Any filmmaker who does not love or feel deeply about the films of Andrei Tarkovsky cannot be taken seriously. You are more than welcome to have your doubts about Hitchcock or Kubrick or Godard, but no such doubt is even possible with this Russian master. He had a few flaws (such as his admiration of his father's second-rate poetry), but the raw power of his cinematic imagination was incomparable. He only made seven films in his short life (he died of cancer at 54), the best of which is The Mirror—and because it is his best film, it is the best film ever made.
The documentary Meeting Andrei Tarkovsky reminds me of something that happens to any serious reader of Jorge Luis Borges's short stories: He/she becomes enchanted by them. And those who are experienced know of only two ways of dealing with this incredible and restless spell: one, to work hard to break it and regain some sense of self; two, to find its source, its core, its meaning, and with that finding finally come to a rest.
Tarkovsky casts a similar spell on the lovers of cinema, and, as with Borges, there are only two ways of dealing with it—break it or search for its source. The director of this documentary, Dmitry Trakovsky, is clearly in the latter group.
The moody but altogether compelling documentary searches in California, Italy, Sweden, and Russia for the enigmatic core of Tarkovsky's genius.

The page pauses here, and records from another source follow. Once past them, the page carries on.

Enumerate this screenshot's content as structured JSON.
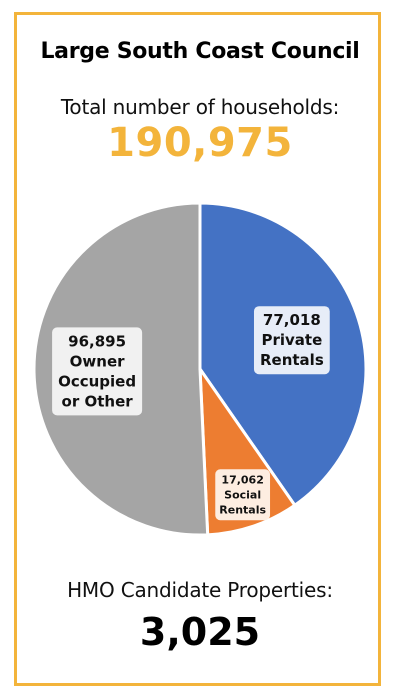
{
  "colors": {
    "frame": "#F3B43B",
    "total_value": "#F3B43B"
  },
  "title": "Large South Coast Council",
  "households": {
    "label": "Total number of households:",
    "value": "190,975"
  },
  "hmo": {
    "label": "HMO Candidate Properties:",
    "value": "3,025"
  },
  "chart_data": {
    "type": "pie",
    "total": 190975,
    "slices": [
      {
        "value": 77018,
        "value_label": "77,018",
        "name_lines": [
          "Private",
          "Rentals"
        ],
        "color": "#4472C4"
      },
      {
        "value": 17062,
        "value_label": "17,062",
        "name_lines": [
          "Social",
          "Rentals"
        ],
        "color": "#ED7D31"
      },
      {
        "value": 96895,
        "value_label": "96,895",
        "name_lines": [
          "Owner",
          "Occupied",
          "or Other"
        ],
        "color": "#A5A5A5"
      }
    ]
  }
}
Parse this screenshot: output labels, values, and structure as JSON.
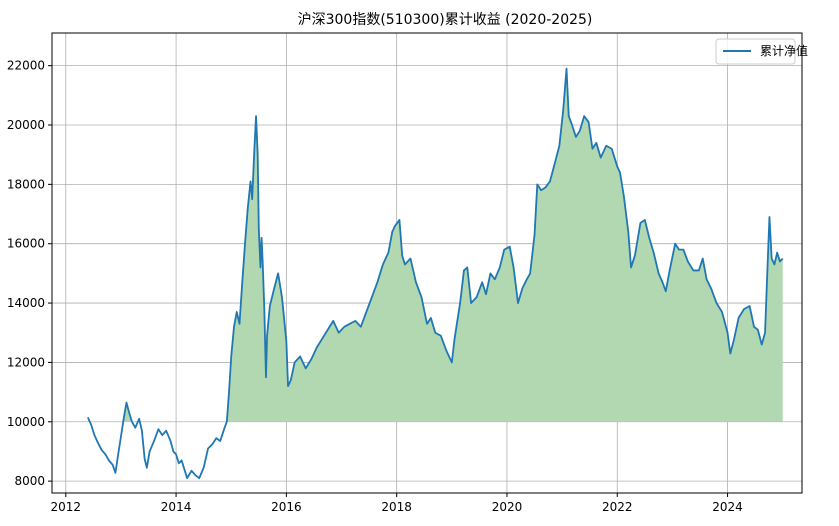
{
  "chart_data": {
    "type": "line",
    "title": "沪深300指数(510300)累计收益 (2020-2025)",
    "xlabel": "",
    "ylabel": "",
    "xlim": [
      2011.75,
      2025.35
    ],
    "ylim": [
      7600,
      23100
    ],
    "x_ticks": [
      "2012",
      "2014",
      "2016",
      "2018",
      "2020",
      "2022",
      "2024"
    ],
    "y_ticks": [
      "8000",
      "10000",
      "12000",
      "14000",
      "16000",
      "18000",
      "20000",
      "22000"
    ],
    "grid": true,
    "legend_position": "top-right",
    "line_color": "#1f77b4",
    "fill_color": "#b2d8b2",
    "fill_baseline": 10000,
    "series": [
      {
        "name": "累计净值",
        "points": [
          [
            2012.4,
            10150
          ],
          [
            2012.46,
            9900
          ],
          [
            2012.52,
            9550
          ],
          [
            2012.58,
            9300
          ],
          [
            2012.65,
            9050
          ],
          [
            2012.72,
            8900
          ],
          [
            2012.78,
            8700
          ],
          [
            2012.85,
            8550
          ],
          [
            2012.9,
            8280
          ],
          [
            2012.95,
            8900
          ],
          [
            2013.0,
            9500
          ],
          [
            2013.05,
            10100
          ],
          [
            2013.1,
            10650
          ],
          [
            2013.15,
            10300
          ],
          [
            2013.2,
            10000
          ],
          [
            2013.26,
            9800
          ],
          [
            2013.33,
            10100
          ],
          [
            2013.38,
            9700
          ],
          [
            2013.43,
            8750
          ],
          [
            2013.47,
            8450
          ],
          [
            2013.52,
            9000
          ],
          [
            2013.6,
            9350
          ],
          [
            2013.68,
            9750
          ],
          [
            2013.75,
            9550
          ],
          [
            2013.82,
            9700
          ],
          [
            2013.9,
            9350
          ],
          [
            2013.95,
            9000
          ],
          [
            2014.0,
            8900
          ],
          [
            2014.05,
            8600
          ],
          [
            2014.1,
            8700
          ],
          [
            2014.15,
            8400
          ],
          [
            2014.2,
            8100
          ],
          [
            2014.28,
            8350
          ],
          [
            2014.35,
            8200
          ],
          [
            2014.42,
            8100
          ],
          [
            2014.5,
            8450
          ],
          [
            2014.58,
            9100
          ],
          [
            2014.66,
            9250
          ],
          [
            2014.73,
            9450
          ],
          [
            2014.8,
            9350
          ],
          [
            2014.88,
            9800
          ],
          [
            2014.92,
            10000
          ],
          [
            2014.96,
            11000
          ],
          [
            2015.0,
            12200
          ],
          [
            2015.05,
            13200
          ],
          [
            2015.1,
            13700
          ],
          [
            2015.15,
            13300
          ],
          [
            2015.2,
            14700
          ],
          [
            2015.25,
            16000
          ],
          [
            2015.3,
            17200
          ],
          [
            2015.35,
            18100
          ],
          [
            2015.38,
            17500
          ],
          [
            2015.42,
            19200
          ],
          [
            2015.45,
            20300
          ],
          [
            2015.48,
            19000
          ],
          [
            2015.5,
            16500
          ],
          [
            2015.53,
            15200
          ],
          [
            2015.55,
            16200
          ],
          [
            2015.57,
            15400
          ],
          [
            2015.6,
            13800
          ],
          [
            2015.63,
            11500
          ],
          [
            2015.65,
            12900
          ],
          [
            2015.7,
            13900
          ],
          [
            2015.78,
            14500
          ],
          [
            2015.85,
            15000
          ],
          [
            2015.92,
            14200
          ],
          [
            2016.0,
            12700
          ],
          [
            2016.03,
            11200
          ],
          [
            2016.08,
            11400
          ],
          [
            2016.15,
            12000
          ],
          [
            2016.25,
            12200
          ],
          [
            2016.35,
            11800
          ],
          [
            2016.45,
            12100
          ],
          [
            2016.55,
            12500
          ],
          [
            2016.65,
            12800
          ],
          [
            2016.75,
            13100
          ],
          [
            2016.85,
            13400
          ],
          [
            2016.95,
            13000
          ],
          [
            2017.05,
            13200
          ],
          [
            2017.15,
            13300
          ],
          [
            2017.25,
            13400
          ],
          [
            2017.35,
            13200
          ],
          [
            2017.45,
            13700
          ],
          [
            2017.55,
            14200
          ],
          [
            2017.65,
            14700
          ],
          [
            2017.75,
            15300
          ],
          [
            2017.85,
            15700
          ],
          [
            2017.92,
            16400
          ],
          [
            2017.97,
            16600
          ],
          [
            2018.05,
            16800
          ],
          [
            2018.1,
            15600
          ],
          [
            2018.15,
            15300
          ],
          [
            2018.25,
            15500
          ],
          [
            2018.35,
            14700
          ],
          [
            2018.45,
            14200
          ],
          [
            2018.55,
            13300
          ],
          [
            2018.62,
            13500
          ],
          [
            2018.7,
            13000
          ],
          [
            2018.8,
            12900
          ],
          [
            2018.9,
            12400
          ],
          [
            2019.0,
            12000
          ],
          [
            2019.05,
            12800
          ],
          [
            2019.15,
            14000
          ],
          [
            2019.22,
            15100
          ],
          [
            2019.28,
            15200
          ],
          [
            2019.35,
            14000
          ],
          [
            2019.45,
            14200
          ],
          [
            2019.55,
            14700
          ],
          [
            2019.62,
            14300
          ],
          [
            2019.7,
            15000
          ],
          [
            2019.78,
            14800
          ],
          [
            2019.87,
            15200
          ],
          [
            2019.95,
            15800
          ],
          [
            2020.05,
            15900
          ],
          [
            2020.12,
            15200
          ],
          [
            2020.2,
            14000
          ],
          [
            2020.28,
            14500
          ],
          [
            2020.36,
            14800
          ],
          [
            2020.42,
            15000
          ],
          [
            2020.5,
            16300
          ],
          [
            2020.55,
            18000
          ],
          [
            2020.62,
            17800
          ],
          [
            2020.7,
            17900
          ],
          [
            2020.78,
            18100
          ],
          [
            2020.88,
            18800
          ],
          [
            2020.95,
            19300
          ],
          [
            2021.02,
            20500
          ],
          [
            2021.08,
            21900
          ],
          [
            2021.12,
            20300
          ],
          [
            2021.18,
            20000
          ],
          [
            2021.25,
            19600
          ],
          [
            2021.32,
            19800
          ],
          [
            2021.4,
            20300
          ],
          [
            2021.48,
            20100
          ],
          [
            2021.55,
            19200
          ],
          [
            2021.62,
            19400
          ],
          [
            2021.7,
            18900
          ],
          [
            2021.8,
            19300
          ],
          [
            2021.9,
            19200
          ],
          [
            2022.0,
            18600
          ],
          [
            2022.05,
            18400
          ],
          [
            2022.12,
            17600
          ],
          [
            2022.2,
            16400
          ],
          [
            2022.25,
            15200
          ],
          [
            2022.32,
            15600
          ],
          [
            2022.42,
            16700
          ],
          [
            2022.5,
            16800
          ],
          [
            2022.58,
            16200
          ],
          [
            2022.66,
            15700
          ],
          [
            2022.75,
            15000
          ],
          [
            2022.82,
            14700
          ],
          [
            2022.88,
            14400
          ],
          [
            2022.95,
            15100
          ],
          [
            2023.05,
            16000
          ],
          [
            2023.12,
            15800
          ],
          [
            2023.2,
            15800
          ],
          [
            2023.28,
            15400
          ],
          [
            2023.38,
            15100
          ],
          [
            2023.48,
            15100
          ],
          [
            2023.55,
            15500
          ],
          [
            2023.62,
            14800
          ],
          [
            2023.7,
            14500
          ],
          [
            2023.8,
            14000
          ],
          [
            2023.9,
            13700
          ],
          [
            2024.0,
            13000
          ],
          [
            2024.05,
            12300
          ],
          [
            2024.12,
            12800
          ],
          [
            2024.2,
            13500
          ],
          [
            2024.3,
            13800
          ],
          [
            2024.4,
            13900
          ],
          [
            2024.48,
            13200
          ],
          [
            2024.55,
            13100
          ],
          [
            2024.62,
            12600
          ],
          [
            2024.68,
            13000
          ],
          [
            2024.72,
            15000
          ],
          [
            2024.76,
            16900
          ],
          [
            2024.8,
            15500
          ],
          [
            2024.85,
            15300
          ],
          [
            2024.9,
            15700
          ],
          [
            2024.95,
            15400
          ],
          [
            2025.0,
            15500
          ]
        ]
      }
    ]
  }
}
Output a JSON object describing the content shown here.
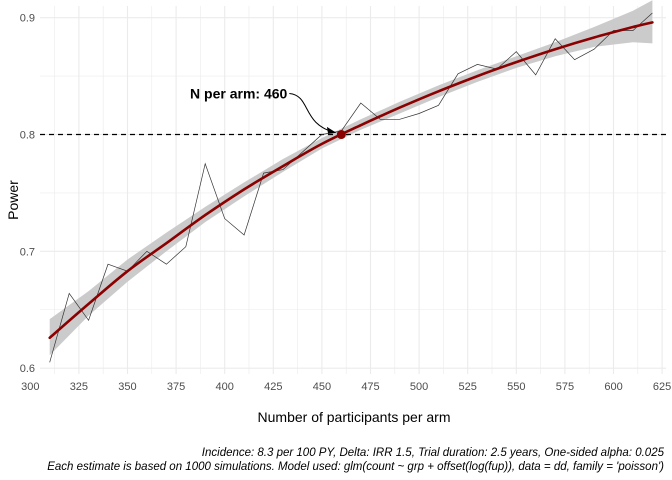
{
  "chart_data": {
    "type": "line",
    "xlabel": "Number of participants per arm",
    "ylabel": "Power",
    "xlim": [
      305,
      627
    ],
    "ylim": [
      0.595,
      0.91
    ],
    "x_ticks": [
      300,
      325,
      350,
      375,
      400,
      425,
      450,
      475,
      500,
      525,
      550,
      575,
      600,
      625
    ],
    "y_ticks": [
      0.6,
      0.7,
      0.8,
      0.9
    ],
    "x_tick_labels": [
      "300",
      "325",
      "350",
      "375",
      "400",
      "425",
      "450",
      "475",
      "500",
      "525",
      "550",
      "575",
      "600",
      "625"
    ],
    "y_tick_labels": [
      "0.6",
      "0.7",
      "0.8",
      "0.9"
    ],
    "grid": true,
    "colors": {
      "raw_line": "#333333",
      "fit_line": "#8b0000",
      "ribbon": "#c8c8c8",
      "grid": "#ebebeb",
      "reference": "#000000"
    },
    "series": [
      {
        "kind": "raw",
        "x": [
          310,
          320,
          330,
          340,
          350,
          360,
          370,
          380,
          390,
          400,
          410,
          420,
          430,
          440,
          450,
          460,
          470,
          480,
          490,
          500,
          510,
          520,
          530,
          540,
          550,
          560,
          570,
          580,
          590,
          600,
          610,
          620
        ],
        "y": [
          0.605,
          0.664,
          0.641,
          0.689,
          0.683,
          0.7,
          0.689,
          0.704,
          0.775,
          0.728,
          0.714,
          0.767,
          0.77,
          0.785,
          0.8,
          0.803,
          0.827,
          0.813,
          0.813,
          0.818,
          0.825,
          0.852,
          0.86,
          0.856,
          0.871,
          0.851,
          0.882,
          0.864,
          0.873,
          0.889,
          0.889,
          0.904
        ]
      },
      {
        "kind": "fit",
        "x": [
          310,
          330,
          350,
          370,
          390,
          410,
          430,
          450,
          470,
          490,
          510,
          530,
          550,
          570,
          590,
          610,
          620
        ],
        "y": [
          0.626,
          0.655,
          0.683,
          0.707,
          0.731,
          0.753,
          0.773,
          0.792,
          0.808,
          0.823,
          0.837,
          0.85,
          0.862,
          0.873,
          0.883,
          0.892,
          0.896
        ],
        "lower": [
          0.611,
          0.645,
          0.674,
          0.7,
          0.725,
          0.747,
          0.768,
          0.788,
          0.804,
          0.818,
          0.832,
          0.845,
          0.857,
          0.867,
          0.875,
          0.879,
          0.878
        ],
        "upper": [
          0.642,
          0.666,
          0.693,
          0.716,
          0.738,
          0.759,
          0.779,
          0.797,
          0.813,
          0.828,
          0.842,
          0.855,
          0.867,
          0.879,
          0.892,
          0.906,
          0.915
        ]
      }
    ],
    "reference_line": {
      "y": 0.8
    },
    "highlight_point": {
      "x": 460,
      "y": 0.8
    },
    "annotation": {
      "text": "N per arm: 460",
      "x": 460,
      "y": 0.8
    },
    "caption": [
      "Incidence: 8.3 per 100 PY, Delta: IRR 1.5, Trial duration: 2.5 years, One-sided alpha: 0.025",
      "Each estimate is based on 1000 simulations. Model used: glm(count ~ grp + offset(log(fup)), data = dd, family = 'poisson')"
    ]
  }
}
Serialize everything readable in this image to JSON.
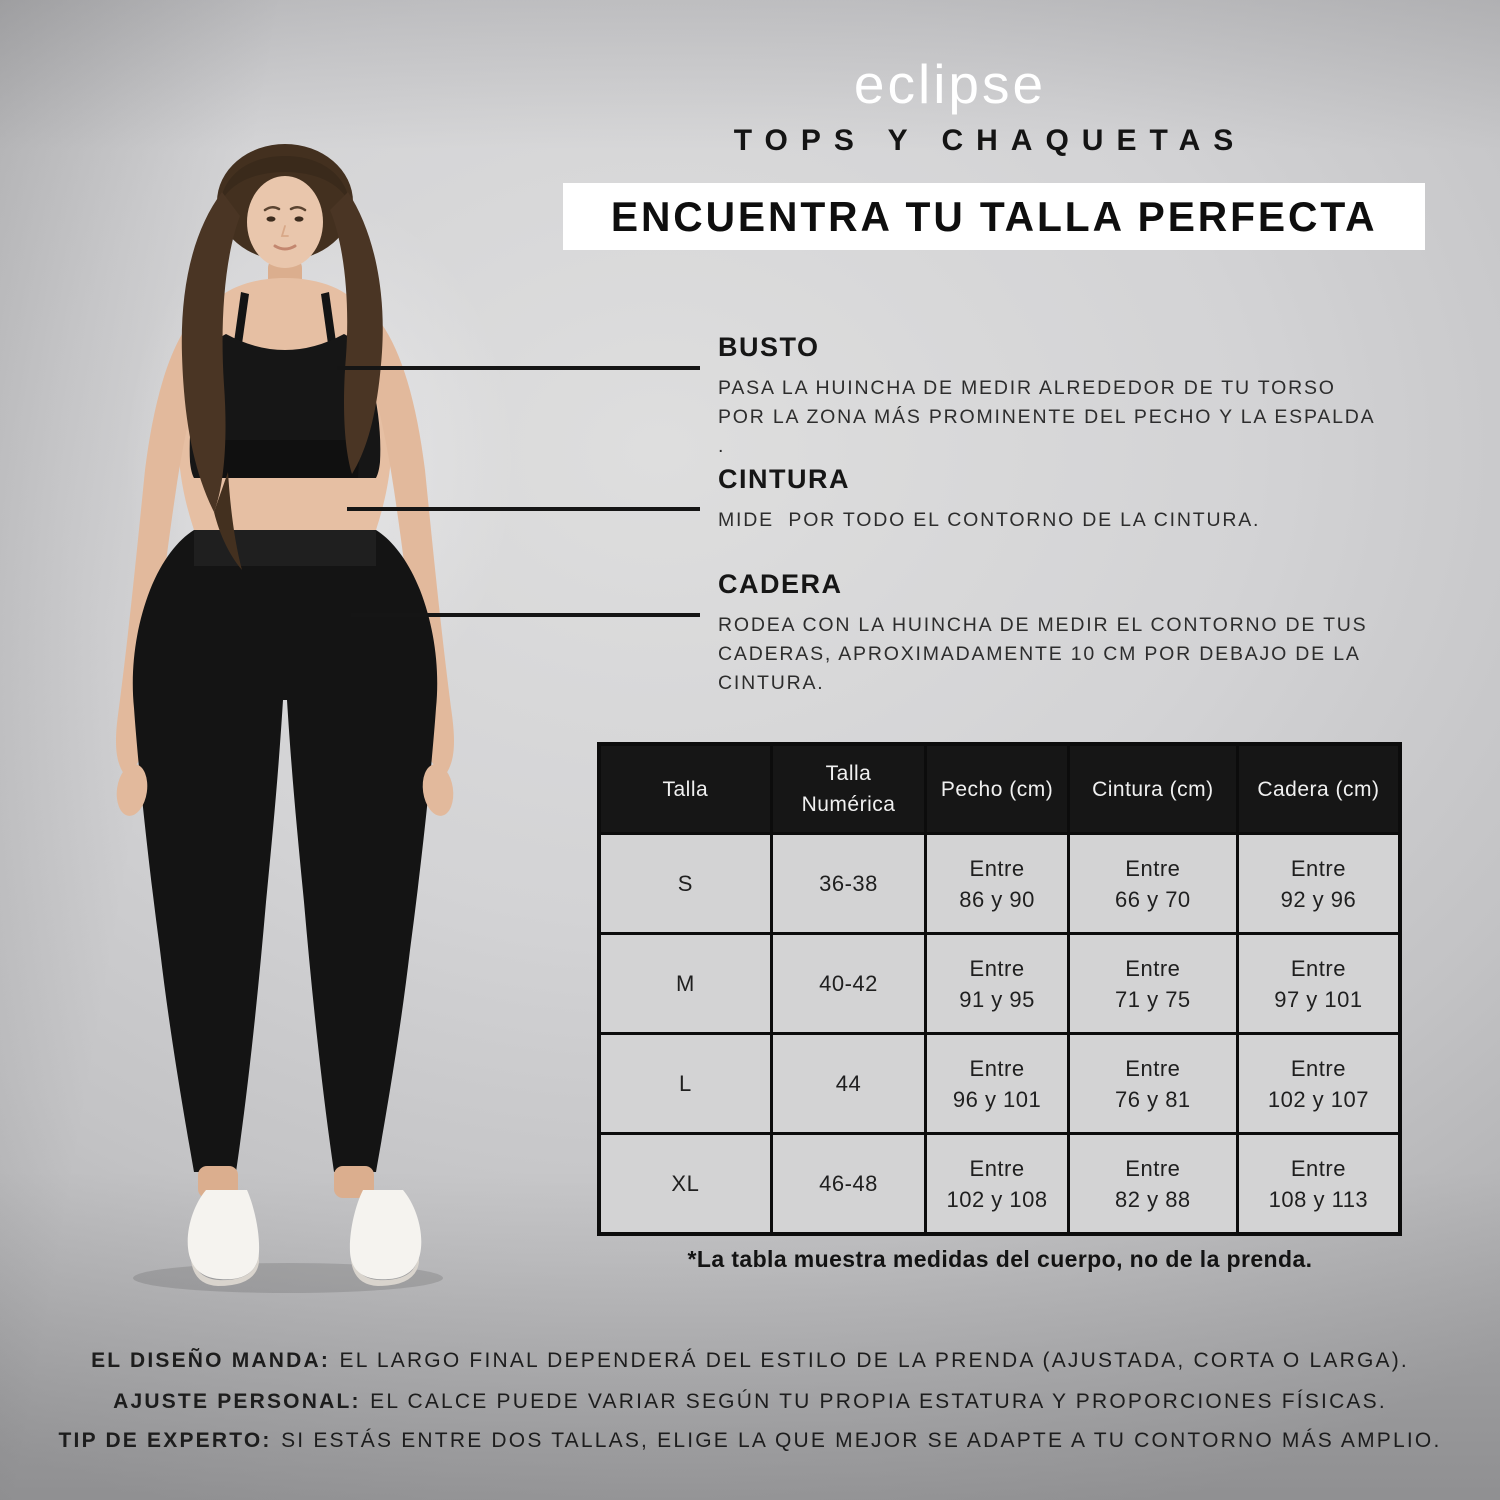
{
  "brand": {
    "logo_text": "eclipse"
  },
  "header": {
    "category": "TOPS Y CHAQUETAS",
    "title": "ENCUENTRA TU TALLA PERFECTA"
  },
  "measurements": [
    {
      "name": "BUSTO",
      "lines": [
        "PASA LA HUINCHA DE MEDIR ALREDEDOR DE TU TORSO",
        "POR LA ZONA MÁS PROMINENTE DEL PECHO Y LA ESPALDA",
        "."
      ]
    },
    {
      "name": "CINTURA",
      "lines": [
        "MIDE  POR TODO EL CONTORNO DE LA CINTURA."
      ]
    },
    {
      "name": "CADERA",
      "lines": [
        "RODEA CON LA HUINCHA DE MEDIR EL CONTORNO DE TUS",
        "CADERAS, APROXIMADAMENTE 10 CM POR DEBAJO DE LA",
        "CINTURA."
      ]
    }
  ],
  "size_table": {
    "headers": [
      [
        "Talla"
      ],
      [
        "Talla",
        "Numérica"
      ],
      [
        "Pecho (cm)"
      ],
      [
        "Cintura (cm)"
      ],
      [
        "Cadera (cm)"
      ]
    ],
    "rows": [
      [
        [
          "S"
        ],
        [
          "36-38"
        ],
        [
          "Entre",
          "86 y 90"
        ],
        [
          "Entre",
          "66 y 70"
        ],
        [
          "Entre",
          "92 y 96"
        ]
      ],
      [
        [
          "M"
        ],
        [
          "40-42"
        ],
        [
          "Entre",
          "91 y 95"
        ],
        [
          "Entre",
          "71 y 75"
        ],
        [
          "Entre",
          "97 y 101"
        ]
      ],
      [
        [
          "L"
        ],
        [
          "44"
        ],
        [
          "Entre",
          "96 y 101"
        ],
        [
          "Entre",
          "76 y 81"
        ],
        [
          "Entre",
          "102 y 107"
        ]
      ],
      [
        [
          "XL"
        ],
        [
          "46-48"
        ],
        [
          "Entre",
          "102 y 108"
        ],
        [
          "Entre",
          "82 y 88"
        ],
        [
          "Entre",
          "108 y 113"
        ]
      ]
    ]
  },
  "footnote": "*La tabla muestra medidas del cuerpo, no de la prenda.",
  "notes": [
    {
      "lead": "EL DISEÑO MANDA:",
      "text": "EL LARGO FINAL DEPENDERÁ DEL ESTILO DE LA PRENDA (AJUSTADA, CORTA O LARGA)."
    },
    {
      "lead": "AJUSTE PERSONAL:",
      "text": "EL CALCE PUEDE VARIAR SEGÚN TU PROPIA ESTATURA Y PROPORCIONES FÍSICAS."
    },
    {
      "lead": "TIP DE EXPERTO:",
      "text": "SI ESTÁS ENTRE DOS TALLAS, ELIGE LA QUE MEJOR SE ADAPTE A TU CONTORNO MÁS AMPLIO."
    }
  ],
  "colors": {
    "banner_bg": "#ffffff",
    "logo_text": "#ffffff",
    "table_header_bg": "#161616",
    "table_cell_bg": "#d3d3d4",
    "annotation_line": "#151515",
    "text": "#1a1a1a"
  }
}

Trakovsky interviews actors, scholars, and relatives of the director, but none of these thoughtful and talented people has clear directions to that place where Trakovsky can finally find a home, a place of peace for the spell. Indeed, one could argue that the most important message in the whole documentary is that Tarkovsky was essentially homeless (he kept burning them in his films), and so there is no home for this powerful form of enchantment.